The government is also targeting the “CV gap” through a new returnship pilot. This scheme is specifically for skilled software developers who have been out of the workforce for 18 months or more, often due to childcare responsibilities. The pilot will run in collaboration with the Home Office and the Ministry of Justice to help experienced professionals return to senior positions.

For younger generations, the government is partnering with IBM to launch the TechFirst Girls Competition later this year. Following the success of the CyberFirst initiative, this new contest will invite thousands of 12 and 13 year old girls to solve creative challenges using coding and AI. The goal is to encourage more girls to consider technical careers from an early age.

The Women in Tech Taskforce has also opened a Call for Evidence today.
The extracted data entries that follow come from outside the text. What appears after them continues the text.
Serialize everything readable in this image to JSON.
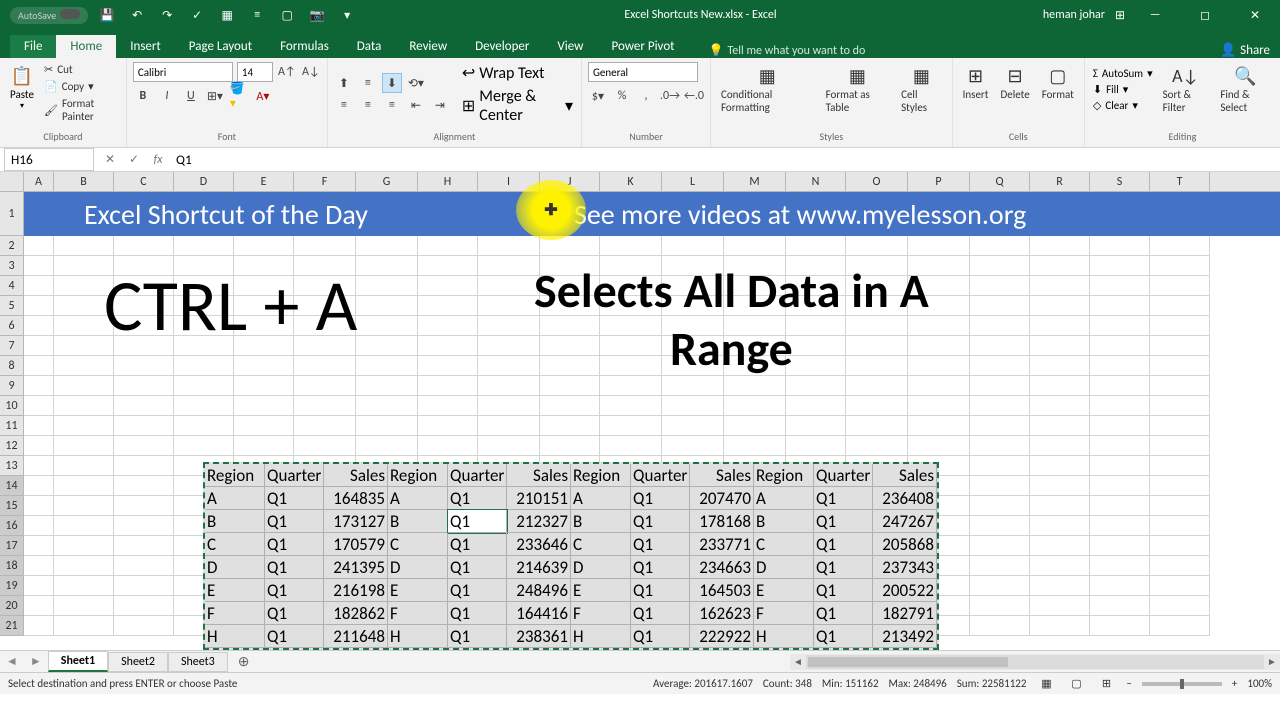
{
  "titlebar": {
    "autosave": "AutoSave",
    "filename": "Excel Shortcuts New.xlsx - Excel",
    "username": "heman johar"
  },
  "tabs": {
    "file": "File",
    "home": "Home",
    "insert": "Insert",
    "pagelayout": "Page Layout",
    "formulas": "Formulas",
    "data": "Data",
    "review": "Review",
    "developer": "Developer",
    "view": "View",
    "powerpivot": "Power Pivot",
    "tellme": "Tell me what you want to do",
    "share": "Share"
  },
  "ribbon": {
    "paste": "Paste",
    "cut": "Cut",
    "copy": "Copy",
    "formatpainter": "Format Painter",
    "clipboard": "Clipboard",
    "font_name": "Calibri",
    "font_size": "14",
    "font": "Font",
    "wraptext": "Wrap Text",
    "mergecenter": "Merge & Center",
    "alignment": "Alignment",
    "number_format": "General",
    "number": "Number",
    "conditional": "Conditional Formatting",
    "formatas": "Format as Table",
    "cellstyles": "Cell Styles",
    "styles": "Styles",
    "insert": "Insert",
    "delete": "Delete",
    "format": "Format",
    "cells": "Cells",
    "autosum": "AutoSum",
    "fill": "Fill",
    "clear": "Clear",
    "sortfilter": "Sort & Filter",
    "findselect": "Find & Select",
    "editing": "Editing"
  },
  "formula_bar": {
    "name_box": "H16",
    "formula": "Q1"
  },
  "columns": [
    "A",
    "B",
    "C",
    "D",
    "E",
    "F",
    "G",
    "H",
    "I",
    "J",
    "K",
    "L",
    "M",
    "N",
    "O",
    "P",
    "Q",
    "R",
    "S",
    "T"
  ],
  "rows": [
    "1",
    "2",
    "3",
    "4",
    "5",
    "6",
    "7",
    "8",
    "9",
    "10",
    "11",
    "12",
    "13",
    "14",
    "15",
    "16",
    "17",
    "18",
    "19",
    "20",
    "21"
  ],
  "banner": {
    "left": "Excel Shortcut of the Day",
    "right": "See more videos at www.myelesson.org"
  },
  "overlay": {
    "shortcut": "CTRL + A",
    "description": "Selects All Data in A Range"
  },
  "table": {
    "headers": [
      "Region",
      "Quarter",
      "Sales",
      "Region",
      "Quarter",
      "Sales",
      "Region",
      "Quarter",
      "Sales",
      "Region",
      "Quarter",
      "Sales"
    ],
    "rows": [
      [
        "A",
        "Q1",
        "164835",
        "A",
        "Q1",
        "210151",
        "A",
        "Q1",
        "207470",
        "A",
        "Q1",
        "236408"
      ],
      [
        "B",
        "Q1",
        "173127",
        "B",
        "Q1",
        "212327",
        "B",
        "Q1",
        "178168",
        "B",
        "Q1",
        "247267"
      ],
      [
        "C",
        "Q1",
        "170579",
        "C",
        "Q1",
        "233646",
        "C",
        "Q1",
        "233771",
        "C",
        "Q1",
        "205868"
      ],
      [
        "D",
        "Q1",
        "241395",
        "D",
        "Q1",
        "214639",
        "D",
        "Q1",
        "234663",
        "D",
        "Q1",
        "237343"
      ],
      [
        "E",
        "Q1",
        "216198",
        "E",
        "Q1",
        "248496",
        "E",
        "Q1",
        "164503",
        "E",
        "Q1",
        "200522"
      ],
      [
        "F",
        "Q1",
        "182862",
        "F",
        "Q1",
        "164416",
        "F",
        "Q1",
        "162623",
        "F",
        "Q1",
        "182791"
      ],
      [
        "H",
        "Q1",
        "211648",
        "H",
        "Q1",
        "238361",
        "H",
        "Q1",
        "222922",
        "H",
        "Q1",
        "213492"
      ]
    ]
  },
  "sheets": {
    "s1": "Sheet1",
    "s2": "Sheet2",
    "s3": "Sheet3"
  },
  "status": {
    "msg": "Select destination and press ENTER or choose Paste",
    "avg_label": "Average:",
    "avg": "201617.1607",
    "count_label": "Count:",
    "count": "348",
    "min_label": "Min:",
    "min": "151162",
    "max_label": "Max:",
    "max": "248496",
    "sum_label": "Sum:",
    "sum": "22581122",
    "zoom": "100%"
  }
}
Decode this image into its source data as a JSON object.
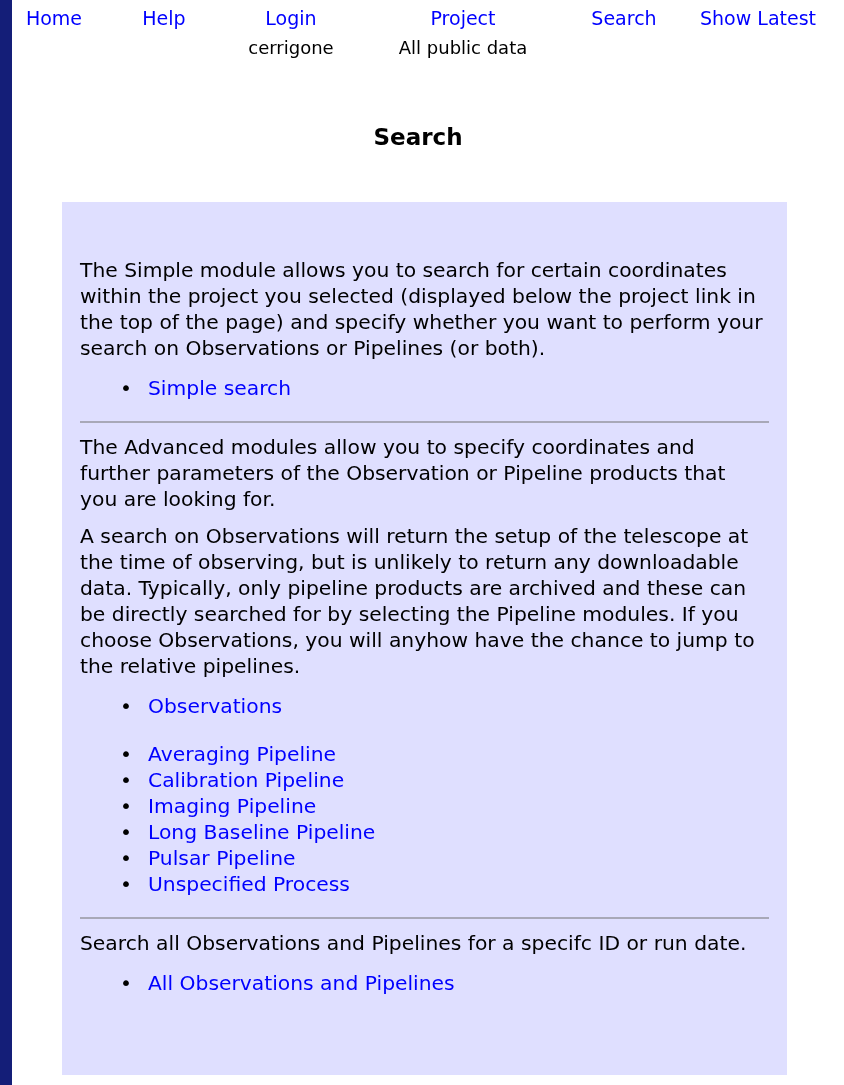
{
  "nav": [
    {
      "label": "Home"
    },
    {
      "label": "Help"
    },
    {
      "label": "Login",
      "sub": "cerrigone"
    },
    {
      "label": "Project",
      "sub": "All public data"
    },
    {
      "label": "Search"
    },
    {
      "label": "Show Latest"
    }
  ],
  "heading": "Search",
  "sections": [
    {
      "paragraphs": [
        "The Simple module allows you to search for certain coordinates within the project you selected (displayed below the project link in the top of the page) and specify whether you want to perform your search on Observations or Pipelines (or both)."
      ],
      "lists": [
        [
          {
            "bullet": "•",
            "label": "Simple search"
          }
        ]
      ]
    },
    {
      "paragraphs": [
        "The Advanced modules allow you to specify coordinates and further parameters of the Observation or Pipeline products that you are looking for.",
        "A search on Observations will return the setup of the telescope at the time of observing, but is unlikely to return any downloadable data. Typically, only pipeline products are archived and these can be directly searched for by selecting the Pipeline modules. If you choose Observations, you will anyhow have the chance to jump to the relative pipelines."
      ],
      "lists": [
        [
          {
            "bullet": "•",
            "label": "Observations"
          }
        ],
        [
          {
            "bullet": "•",
            "label": "Averaging Pipeline"
          },
          {
            "bullet": "•",
            "label": "Calibration Pipeline"
          },
          {
            "bullet": "•",
            "label": "Imaging Pipeline"
          },
          {
            "bullet": "•",
            "label": "Long Baseline Pipeline"
          },
          {
            "bullet": "•",
            "label": "Pulsar Pipeline"
          },
          {
            "bullet": "•",
            "label": "Unspecified Process"
          }
        ]
      ]
    },
    {
      "paragraphs": [
        "Search all Observations and Pipelines for a specifc ID or run date."
      ],
      "lists": [
        [
          {
            "bullet": "•",
            "label": "All Observations and Pipelines"
          }
        ]
      ]
    }
  ]
}
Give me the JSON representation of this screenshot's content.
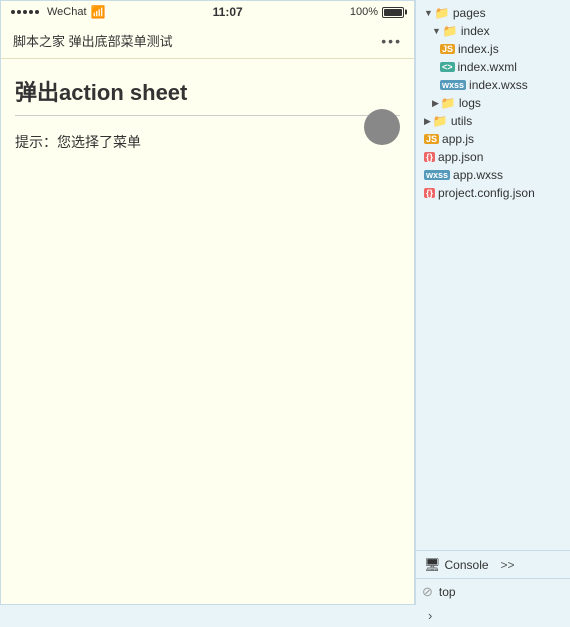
{
  "phone": {
    "status": {
      "signal_dots": 5,
      "app_name": "WeChat",
      "wifi": "◀",
      "time": "11:07",
      "battery_pct": "100%"
    },
    "nav": {
      "title": "脚本之家 弹出底部菜单测试",
      "dots": "•••"
    },
    "main": {
      "heading": "弹出action sheet",
      "hint": "提示：您选择了菜单"
    }
  },
  "file_tree": {
    "items": [
      {
        "indent": 1,
        "type": "folder",
        "arrow": "▼",
        "label": "pages"
      },
      {
        "indent": 2,
        "type": "folder",
        "arrow": "▼",
        "label": "index"
      },
      {
        "indent": 3,
        "type": "js",
        "label": "index.js"
      },
      {
        "indent": 3,
        "type": "xml",
        "label": "index.wxml"
      },
      {
        "indent": 3,
        "type": "wxss",
        "label": "index.wxss"
      },
      {
        "indent": 2,
        "type": "folder",
        "arrow": "▶",
        "label": "logs"
      },
      {
        "indent": 1,
        "type": "folder",
        "arrow": "▶",
        "label": "utils"
      },
      {
        "indent": 1,
        "type": "js",
        "label": "app.js"
      },
      {
        "indent": 1,
        "type": "json",
        "label": "app.json"
      },
      {
        "indent": 1,
        "type": "wxss",
        "label": "app.wxss"
      },
      {
        "indent": 1,
        "type": "json",
        "label": "project.config.json"
      }
    ]
  },
  "console": {
    "tab_label": "Console",
    "input_placeholder": "top",
    "no_entry_symbol": "⊘"
  },
  "colors": {
    "bg": "#fffff0",
    "panel_bg": "#e8f4f8",
    "accent": "#4a9"
  }
}
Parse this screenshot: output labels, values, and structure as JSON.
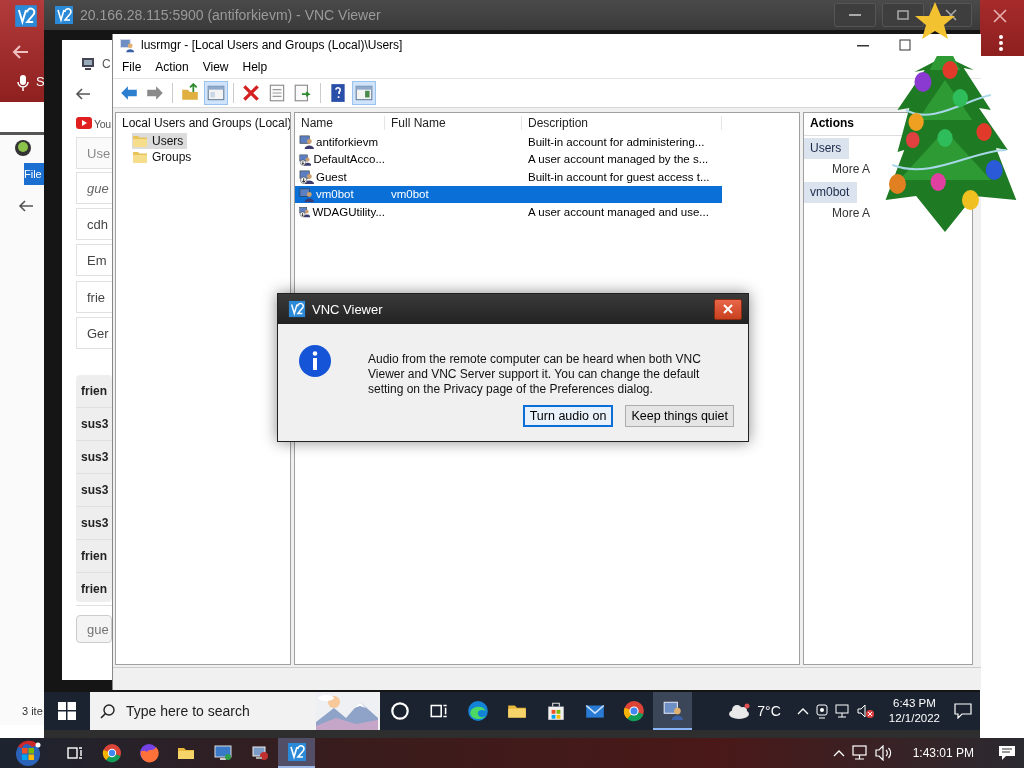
{
  "host": {
    "corner_label": "S",
    "side_window_menu": "File",
    "side_window_status": "3 ite"
  },
  "vnc_window": {
    "title": "20.166.28.115:5900 (antiforkievm) - VNC Viewer"
  },
  "remote_browser": {
    "tab_label": "C",
    "bookmark": "You",
    "items": [
      {
        "text": "Use",
        "kind": "header"
      },
      {
        "text": "gue",
        "kind": "italic"
      },
      {
        "text": "cdh",
        "kind": "plain"
      },
      {
        "text": "Em",
        "kind": "plain"
      },
      {
        "text": "frie",
        "kind": "plain"
      },
      {
        "text": "Ger",
        "kind": "plain"
      }
    ],
    "bold_items": [
      "frien",
      "sus3",
      "sus3",
      "sus3",
      "sus3",
      "frien",
      "frien"
    ],
    "placeholder": "gue"
  },
  "lusrmgr": {
    "title": "lusrmgr - [Local Users and Groups (Local)\\Users]",
    "menu": [
      "File",
      "Action",
      "View",
      "Help"
    ],
    "toolbar_groups": [
      [
        {
          "kind": "back",
          "pressed": false
        },
        {
          "kind": "forward",
          "pressed": false
        }
      ],
      [
        {
          "kind": "up",
          "pressed": false
        },
        {
          "kind": "tree",
          "pressed": true
        }
      ],
      [
        {
          "kind": "delete",
          "pressed": false
        },
        {
          "kind": "properties",
          "pressed": false
        },
        {
          "kind": "export",
          "pressed": false
        }
      ],
      [
        {
          "kind": "help",
          "pressed": false
        },
        {
          "kind": "action_pane",
          "pressed": true
        }
      ]
    ],
    "tree": {
      "label": "Local Users and Groups (Local)",
      "children": [
        {
          "label": "Users",
          "selected": true
        },
        {
          "label": "Groups",
          "selected": false
        }
      ]
    },
    "columns": [
      "Name",
      "Full Name",
      "Description"
    ],
    "rows": [
      {
        "name": "antiforkievm",
        "description": "Built-in account for administering...",
        "disabled": false,
        "selected": false
      },
      {
        "name": "DefaultAcco...",
        "description": "A user account managed by the s...",
        "disabled": true,
        "selected": false
      },
      {
        "name": "Guest",
        "description": "Built-in account for guest access t...",
        "disabled": true,
        "selected": false
      },
      {
        "name": "vm0bot",
        "full_name": "vm0bot",
        "disabled": false,
        "selected": true
      },
      {
        "name": "WDAGUtility...",
        "description": "A user account managed and use...",
        "disabled": true,
        "selected": false
      }
    ],
    "actions": {
      "title": "Actions",
      "sections": [
        {
          "label": "Users",
          "items": [
            "More A"
          ]
        },
        {
          "label": "vm0bot",
          "items": [
            "More A"
          ]
        }
      ]
    }
  },
  "dialog": {
    "title": "VNC Viewer",
    "message": "Audio from the remote computer can be heard when both VNC Viewer and VNC Server support it. You can change the default setting on the Privacy page of the Preferences dialog.",
    "buttons": [
      {
        "label": "Turn audio on",
        "focused": true
      },
      {
        "label": "Keep things quiet",
        "focused": false
      }
    ]
  },
  "remote_taskbar": {
    "search_placeholder": "Type here to search",
    "apps": [
      {
        "kind": "cortana",
        "active": false
      },
      {
        "kind": "task_view",
        "active": false
      },
      {
        "kind": "edge",
        "active": false
      },
      {
        "kind": "explorer",
        "active": false
      },
      {
        "kind": "store",
        "active": false
      },
      {
        "kind": "mail",
        "active": false
      },
      {
        "kind": "chrome",
        "active": false
      },
      {
        "kind": "users_console",
        "active": true
      }
    ],
    "temperature": "7°C",
    "time": "6:43 PM",
    "date": "12/1/2022"
  },
  "host_taskbar": {
    "apps": [
      {
        "kind": "task_view",
        "active": false
      },
      {
        "kind": "chrome",
        "active": false
      },
      {
        "kind": "firefox",
        "active": false
      },
      {
        "kind": "explorer",
        "active": false
      },
      {
        "kind": "remote",
        "active": false
      },
      {
        "kind": "network_tool",
        "active": false
      },
      {
        "kind": "vnc",
        "active": true
      }
    ],
    "time": "1:43:01 PM"
  }
}
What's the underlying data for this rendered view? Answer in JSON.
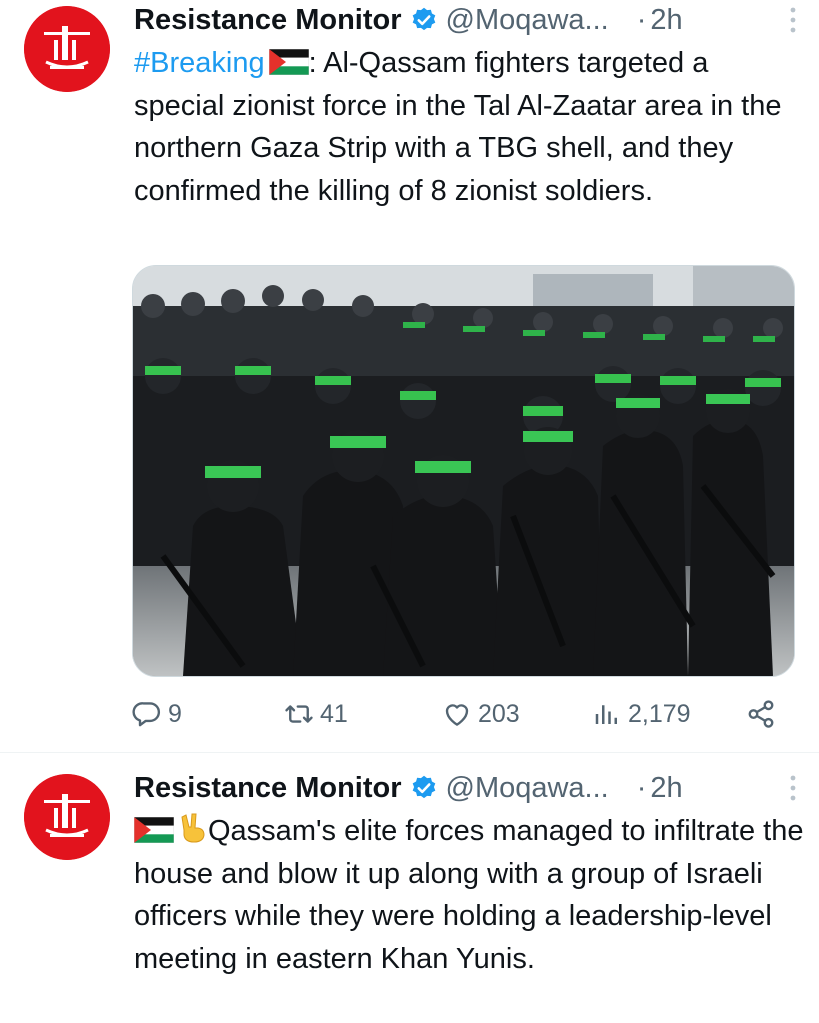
{
  "colors": {
    "link": "#1d9bf0",
    "text": "#0f1419",
    "muted": "#536471",
    "avatar_bg": "#e2131d",
    "verified": "#1d9bf0"
  },
  "tweets": [
    {
      "author": {
        "name": "Resistance Monitor",
        "handle": "@Moqawa...",
        "verified_icon": "verified-badge-icon",
        "avatar_icon": "red-emblem-avatar"
      },
      "dot": "·",
      "time": "2h",
      "hashtag": "#Breaking",
      "text_after_flag": ": Al-Qassam fighters targeted a special zionist force in the Tal Al-Zaatar area in the northern Gaza Strip with a TBG shell, and they confirmed the killing of 8 zionist soldiers.",
      "media_icon": "photo-armed-fighters-marching",
      "actions": {
        "reply": "9",
        "repost": "41",
        "like": "203",
        "views": "2,179"
      }
    },
    {
      "author": {
        "name": "Resistance Monitor",
        "handle": "@Moqawa...",
        "verified_icon": "verified-badge-icon",
        "avatar_icon": "red-emblem-avatar"
      },
      "dot": "·",
      "time": "2h",
      "text_after_emoji": "Qassam's elite forces managed to infiltrate the house and blow it up along with a group of Israeli officers while they were holding a leadership-level meeting in eastern Khan Yunis."
    }
  ]
}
The group wants to hear about lived experiences regarding emerging technologies and the biases often found in AI models. Research suggests that recruitment AI can favour male candidates five times more than females, and some health models are twice as likely to miss signs of disease in women.

“Women aren’t being given a fair shot in tech – whether that’s getting into the sector, staying in it, or returning after time away bringing up their families. If we don’t address these issues now, we’ll still be having this conversation in decades’ time and that isn’t good enough. We’re acting through a skills and jobs package to get more women into tech quickly. These aren’t warm words – they’re real jobs, real placements, and real routes back in through a door that has been too hard to open, for too long. But we’re not just fixing today’s problem. Through the Women in Tech Taskforce, I want to make sure women aren’t just entering this sector – they’re shaping it. Co-creating the technologies, the culture, and the future of an industry that for too long has been built without them,” said Secretary of State Liz Kendall.